For Sharon, an invitation to throw out the first pitch on opening day for the Seattle Mariners in 1997 was the catalyst for a new definition of community service. “I walked out onto the pitcher’s mound, threw that ball and the crowd went wild,” she says. “I realized that baseball was a great way to reach kids, a way of passing on what my dad taught me. It was my way of stepping up to the plate.”
Sharon pitched the idea and soon found herself creating and managing Major League Baseball’s national character education initiative, Breaking Barriers: In Sports, In Life, which uses baseball-themed activities to teach values and academic subjects.

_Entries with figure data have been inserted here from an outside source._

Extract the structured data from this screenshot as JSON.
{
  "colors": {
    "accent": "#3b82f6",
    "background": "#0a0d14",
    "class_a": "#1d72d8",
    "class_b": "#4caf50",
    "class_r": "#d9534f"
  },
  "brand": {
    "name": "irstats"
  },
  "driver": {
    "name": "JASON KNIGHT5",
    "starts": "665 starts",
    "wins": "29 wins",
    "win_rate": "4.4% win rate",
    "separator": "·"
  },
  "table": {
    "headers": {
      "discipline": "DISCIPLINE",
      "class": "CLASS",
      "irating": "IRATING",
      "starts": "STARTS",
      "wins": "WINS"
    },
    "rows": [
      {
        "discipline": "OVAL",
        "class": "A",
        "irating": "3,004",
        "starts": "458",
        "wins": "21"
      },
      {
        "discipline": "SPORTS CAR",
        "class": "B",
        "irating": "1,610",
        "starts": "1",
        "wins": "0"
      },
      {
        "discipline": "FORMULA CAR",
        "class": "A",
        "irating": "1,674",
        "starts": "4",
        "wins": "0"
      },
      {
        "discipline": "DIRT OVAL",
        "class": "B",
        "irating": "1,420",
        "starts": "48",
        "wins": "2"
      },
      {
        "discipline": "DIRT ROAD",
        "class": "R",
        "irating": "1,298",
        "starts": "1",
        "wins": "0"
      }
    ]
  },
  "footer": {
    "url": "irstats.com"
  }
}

“An essay contest is one of its most important components,” says Sharon. “We ask kids to write about things they’ve had to overcome in their lives. Then we celebrate the winners in their school communities and, eventually, at the ballpark.” Sharon tries to directly impact as many children as possible; she visits schools in MLB cities, bringing along baseball heroes like Derek Jeter, José Cruz and Ken Griffey Jr., who share their own stories of triumphing over adversity.
When not on tour, Sharon writes books for Scholastic Press. Jackie’s Nine: Jackie Robinson’s Values to Live By (2001), Promises to Keep: How Jackie Robinson Changed America (2004) and the novel Safe at Home (2006) all target nine-to-fourteen-year-olds. “This is the age group where peer pressure really kicks in,” she says. “Buying into the right value system can make all the difference.”

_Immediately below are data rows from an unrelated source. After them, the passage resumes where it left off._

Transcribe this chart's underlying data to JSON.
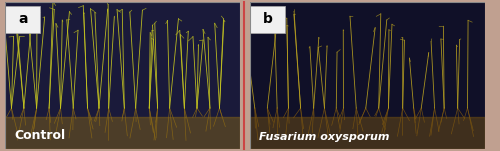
{
  "fig_width": 5.0,
  "fig_height": 1.51,
  "dpi": 100,
  "panel_a": {
    "label": "a",
    "caption": "Control",
    "bg_color": "#1a1a3a",
    "plant_color_main": "#c8c820",
    "plant_color_root": "#8B6914",
    "label_bg": "#f0f0f0",
    "label_text_color": "#000000",
    "caption_color": "#ffffff",
    "caption_fontsize": 9,
    "label_fontsize": 10
  },
  "panel_b": {
    "label": "b",
    "caption": "Fusarium oxysporum",
    "bg_color": "#101028",
    "plant_color_main": "#b8a020",
    "plant_color_root": "#7a5510",
    "label_bg": "#f0f0f0",
    "label_text_color": "#000000",
    "caption_color": "#ffffff",
    "caption_fontsize": 8,
    "label_fontsize": 10
  },
  "divider_color": "#cc4444",
  "outer_border_color": "#888888",
  "gap_color": "#c0a090"
}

Discussions of “Jackie’s Nine” — courage, determination, teamwork, persistence, integrity, citizenship, justice, commitment and excellence — soon become very real. “They translate it immediately into kidspeak as relates to their own experiences,” says Sharon, who starts the ball rolling by sharing the obstacles she’s had to overcome in her life. “I was engaged to a man who abused me; I raised my son Jesse as a single mother,” she recently told a group of Harlem schoolchildren. “I had to be strong for my son. I had to turn my grief over losing my brother and my father into something that could help other people.”
Surrounded by iconic photographs of her father at the JRF’s New York headquarters, Sharon points out that she was twenty-three when he died. “I never saw him play because I was too young during his final years in baseball,” she says. “It took a long time before I truly understood the sheer bravery of what he did.”
Thinking back to winter days in North Stamford, she recalls her dad out on the lake personally testing the ice before allowing anyone to put on skates. “That was Jackie Robinson — big, heavy, out there alone with a broomstick tapping his way along like a blind man to make sure the ice would be safe for us. And he couldn’t swim.”